Von Veränderungen, Werten und Widerständen: Stemmen wir auch die Klimakrise?

Pfarrerin Katharina Stähler spricht mit Menschen aus der Region, die etwas zu sagen haben.

Schon mal dran gedacht? PodCast am 16. Juni 2021


Von Veränderungen, Werten und Widerständen:

Stemmen wir jetzt auch die Klimakrise?

Corona hat vieles verändert. Die Veränderungen wurden uns durch die
Pandemie aufgezwungen. Gibt es auch freiwillige Veränderungen, freiwillige
Einschränkungen zu Gunsten unserer Umwelt und des Klimas?

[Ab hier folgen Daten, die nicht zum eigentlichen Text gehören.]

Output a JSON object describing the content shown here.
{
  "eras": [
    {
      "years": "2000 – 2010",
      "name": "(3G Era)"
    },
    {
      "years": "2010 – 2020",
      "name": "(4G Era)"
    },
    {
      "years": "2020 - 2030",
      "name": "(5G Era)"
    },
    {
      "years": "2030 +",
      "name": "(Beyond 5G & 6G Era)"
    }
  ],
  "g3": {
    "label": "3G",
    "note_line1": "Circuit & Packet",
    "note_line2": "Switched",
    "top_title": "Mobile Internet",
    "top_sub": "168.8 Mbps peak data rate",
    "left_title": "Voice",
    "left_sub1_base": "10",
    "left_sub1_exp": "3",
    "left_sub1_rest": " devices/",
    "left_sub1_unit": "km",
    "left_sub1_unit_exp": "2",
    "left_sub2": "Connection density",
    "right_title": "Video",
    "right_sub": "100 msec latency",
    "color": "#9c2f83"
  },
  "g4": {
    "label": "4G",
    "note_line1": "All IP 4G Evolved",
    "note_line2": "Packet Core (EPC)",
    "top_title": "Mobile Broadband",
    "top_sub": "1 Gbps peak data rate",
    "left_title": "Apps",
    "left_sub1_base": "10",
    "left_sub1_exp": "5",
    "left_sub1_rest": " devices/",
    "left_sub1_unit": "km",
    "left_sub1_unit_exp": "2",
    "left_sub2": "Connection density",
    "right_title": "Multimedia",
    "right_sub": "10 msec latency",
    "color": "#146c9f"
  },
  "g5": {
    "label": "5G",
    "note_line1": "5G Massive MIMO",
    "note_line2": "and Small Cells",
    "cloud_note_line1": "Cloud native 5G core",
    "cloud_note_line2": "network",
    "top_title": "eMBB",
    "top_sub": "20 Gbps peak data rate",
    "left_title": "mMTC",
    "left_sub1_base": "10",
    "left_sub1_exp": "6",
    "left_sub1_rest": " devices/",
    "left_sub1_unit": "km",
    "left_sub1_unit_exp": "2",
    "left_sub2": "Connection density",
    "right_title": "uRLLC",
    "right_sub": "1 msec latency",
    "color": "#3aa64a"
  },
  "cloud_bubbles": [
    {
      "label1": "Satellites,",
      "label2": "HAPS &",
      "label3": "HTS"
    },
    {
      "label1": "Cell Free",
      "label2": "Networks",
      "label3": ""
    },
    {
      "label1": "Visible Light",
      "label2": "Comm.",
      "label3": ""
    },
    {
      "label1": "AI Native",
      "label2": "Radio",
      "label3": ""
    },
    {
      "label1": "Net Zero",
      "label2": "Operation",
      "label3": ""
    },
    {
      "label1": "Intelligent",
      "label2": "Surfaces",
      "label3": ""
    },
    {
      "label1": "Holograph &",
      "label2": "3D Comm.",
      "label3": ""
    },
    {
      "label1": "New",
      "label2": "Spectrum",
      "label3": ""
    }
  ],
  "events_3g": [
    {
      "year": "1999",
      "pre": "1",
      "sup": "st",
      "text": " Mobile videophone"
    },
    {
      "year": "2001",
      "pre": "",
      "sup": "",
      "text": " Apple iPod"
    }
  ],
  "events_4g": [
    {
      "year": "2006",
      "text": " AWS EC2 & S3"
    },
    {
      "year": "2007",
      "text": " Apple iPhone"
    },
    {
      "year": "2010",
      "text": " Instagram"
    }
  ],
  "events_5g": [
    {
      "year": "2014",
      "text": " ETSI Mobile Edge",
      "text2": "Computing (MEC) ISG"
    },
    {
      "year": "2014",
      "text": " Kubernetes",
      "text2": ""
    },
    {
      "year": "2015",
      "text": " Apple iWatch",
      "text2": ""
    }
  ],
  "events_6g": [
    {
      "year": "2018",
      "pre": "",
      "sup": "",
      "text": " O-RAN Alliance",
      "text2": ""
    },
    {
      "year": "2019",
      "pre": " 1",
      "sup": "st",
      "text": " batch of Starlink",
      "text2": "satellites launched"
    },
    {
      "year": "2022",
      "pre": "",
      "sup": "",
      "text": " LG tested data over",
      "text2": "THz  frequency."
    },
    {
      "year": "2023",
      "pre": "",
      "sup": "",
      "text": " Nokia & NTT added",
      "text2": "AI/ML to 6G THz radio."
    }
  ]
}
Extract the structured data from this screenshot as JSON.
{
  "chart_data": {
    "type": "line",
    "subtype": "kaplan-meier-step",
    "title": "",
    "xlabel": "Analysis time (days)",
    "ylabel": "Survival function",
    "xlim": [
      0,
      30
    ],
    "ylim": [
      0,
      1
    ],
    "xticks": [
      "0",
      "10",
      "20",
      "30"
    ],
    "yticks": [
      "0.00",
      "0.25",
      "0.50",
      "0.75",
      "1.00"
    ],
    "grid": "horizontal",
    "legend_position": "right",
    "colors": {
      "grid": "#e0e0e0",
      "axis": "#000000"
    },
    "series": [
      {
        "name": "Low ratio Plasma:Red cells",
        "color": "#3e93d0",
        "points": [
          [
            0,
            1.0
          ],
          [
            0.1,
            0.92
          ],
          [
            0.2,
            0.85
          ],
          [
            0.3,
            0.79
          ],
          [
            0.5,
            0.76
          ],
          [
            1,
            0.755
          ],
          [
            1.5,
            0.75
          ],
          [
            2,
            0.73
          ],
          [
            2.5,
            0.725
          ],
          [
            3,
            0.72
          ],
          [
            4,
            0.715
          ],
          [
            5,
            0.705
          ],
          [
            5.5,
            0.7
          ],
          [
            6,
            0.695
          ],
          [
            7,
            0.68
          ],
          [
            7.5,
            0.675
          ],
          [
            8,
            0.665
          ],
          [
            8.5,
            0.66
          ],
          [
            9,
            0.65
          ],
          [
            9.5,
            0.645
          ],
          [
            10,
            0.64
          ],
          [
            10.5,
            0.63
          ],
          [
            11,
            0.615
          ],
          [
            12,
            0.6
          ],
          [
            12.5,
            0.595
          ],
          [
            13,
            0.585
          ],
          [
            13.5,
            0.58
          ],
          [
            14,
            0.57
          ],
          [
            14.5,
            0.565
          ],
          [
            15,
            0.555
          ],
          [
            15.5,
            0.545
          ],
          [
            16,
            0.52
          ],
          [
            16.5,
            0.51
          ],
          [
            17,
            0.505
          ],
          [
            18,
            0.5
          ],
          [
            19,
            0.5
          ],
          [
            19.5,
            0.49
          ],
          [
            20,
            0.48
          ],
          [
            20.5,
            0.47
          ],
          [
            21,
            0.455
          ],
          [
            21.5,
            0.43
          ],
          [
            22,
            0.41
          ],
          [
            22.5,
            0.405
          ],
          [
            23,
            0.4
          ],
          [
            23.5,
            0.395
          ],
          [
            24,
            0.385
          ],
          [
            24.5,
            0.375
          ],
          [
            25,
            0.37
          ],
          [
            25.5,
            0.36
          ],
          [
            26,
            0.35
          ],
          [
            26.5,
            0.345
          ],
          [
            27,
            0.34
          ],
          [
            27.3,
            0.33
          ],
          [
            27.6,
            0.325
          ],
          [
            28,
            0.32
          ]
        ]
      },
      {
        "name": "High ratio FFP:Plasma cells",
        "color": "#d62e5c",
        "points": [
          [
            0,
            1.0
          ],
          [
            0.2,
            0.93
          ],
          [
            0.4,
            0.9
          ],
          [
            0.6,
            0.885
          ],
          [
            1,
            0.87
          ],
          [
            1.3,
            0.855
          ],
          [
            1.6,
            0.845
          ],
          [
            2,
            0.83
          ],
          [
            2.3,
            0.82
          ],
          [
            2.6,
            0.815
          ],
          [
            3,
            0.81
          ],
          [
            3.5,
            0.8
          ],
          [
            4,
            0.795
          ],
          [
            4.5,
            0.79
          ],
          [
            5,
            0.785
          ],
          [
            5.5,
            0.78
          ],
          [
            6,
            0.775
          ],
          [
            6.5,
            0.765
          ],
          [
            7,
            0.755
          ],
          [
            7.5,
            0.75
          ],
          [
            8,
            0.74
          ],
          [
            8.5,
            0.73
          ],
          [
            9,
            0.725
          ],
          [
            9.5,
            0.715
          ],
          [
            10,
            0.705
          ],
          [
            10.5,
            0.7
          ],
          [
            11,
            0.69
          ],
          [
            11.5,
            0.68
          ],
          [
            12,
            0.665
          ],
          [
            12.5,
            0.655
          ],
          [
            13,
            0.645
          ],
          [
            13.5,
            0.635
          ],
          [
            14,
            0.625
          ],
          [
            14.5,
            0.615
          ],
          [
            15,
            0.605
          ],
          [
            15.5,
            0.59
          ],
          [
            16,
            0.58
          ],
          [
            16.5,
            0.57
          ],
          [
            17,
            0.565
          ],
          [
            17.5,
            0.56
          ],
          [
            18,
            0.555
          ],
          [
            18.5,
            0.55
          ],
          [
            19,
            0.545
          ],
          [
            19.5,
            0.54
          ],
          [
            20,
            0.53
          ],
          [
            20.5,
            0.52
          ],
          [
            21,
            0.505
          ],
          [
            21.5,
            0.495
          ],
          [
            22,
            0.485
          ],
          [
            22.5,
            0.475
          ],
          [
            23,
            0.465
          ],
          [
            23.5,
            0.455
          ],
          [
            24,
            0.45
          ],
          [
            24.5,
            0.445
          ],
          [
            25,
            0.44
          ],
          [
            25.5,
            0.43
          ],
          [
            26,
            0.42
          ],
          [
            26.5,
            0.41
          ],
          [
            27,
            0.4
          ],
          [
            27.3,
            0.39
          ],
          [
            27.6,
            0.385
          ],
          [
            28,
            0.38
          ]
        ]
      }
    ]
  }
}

Pfarrerin Katharina Stähler spricht mit
Sirin Bernshausen. Sie ist in Biedenkopf aufgewachsen und zur Schule gegangen. Sie
ist Mutter von vier Kindern. Heute arbeitet sie an der Uni Marburg im Zentrum
für Konfliktforschung.

Sirin Bernshausen erzählt, wie es zu
Beginn ihres Studiums um internationale, bewaffnete Konflikte gegangen sei, um
Abrüstung und wie die Regeln dafür geschaffen werden müssen. Sie habe sich sehr
schnell für Dialogthemen interessiert, für die Konflikttransformation. Dabei
gehe es nicht um kurzfristige Waffenstillstände, sondern um nachhaltigen
Frieden. Da sei die Zivilgesellschaft unglaublich wichtig, denn das Verhalten
der betroffenen Menschen müsse sich tiefgreifend verändern, damit dies Erfolg
habe. Dialog sei sehr wichtig – und: „Es macht total Spaß, Menschen dabei zu
helfen, miteinander zu sprechen!“

Auf die Frage, ob sie sich denken kann,
dass es durch die Corona Krise leichter fällt, sich die Welt neu vorzustellen,
antwortet sie: „Corona ist ein Crash-Kurs im systemischen Denken für viele von
uns gewesen. Bei Dingen wie Umweltschutz, Nachhaltigkeit und Klimakrise geht es
ja um sehr komplexe Sachverhalte. Corona hat vielen zum Beispiel gezeigt, wie
komplex und global wir miteinander verbunden sind, zum Beispiel beim Einkaufen
im Supermarkt, was für Gemüse ist noch da und anderes nicht, weil die
Erntehelfer nicht ins Land reinkommen konnten. Allerdings, so meint sie, dürfe
man diese unmittelbare Erfahrung, die wir während der Pandemie gemacht haben,
nicht verlieren. Den Erfahrungen müsste nun ein Handeln folgen.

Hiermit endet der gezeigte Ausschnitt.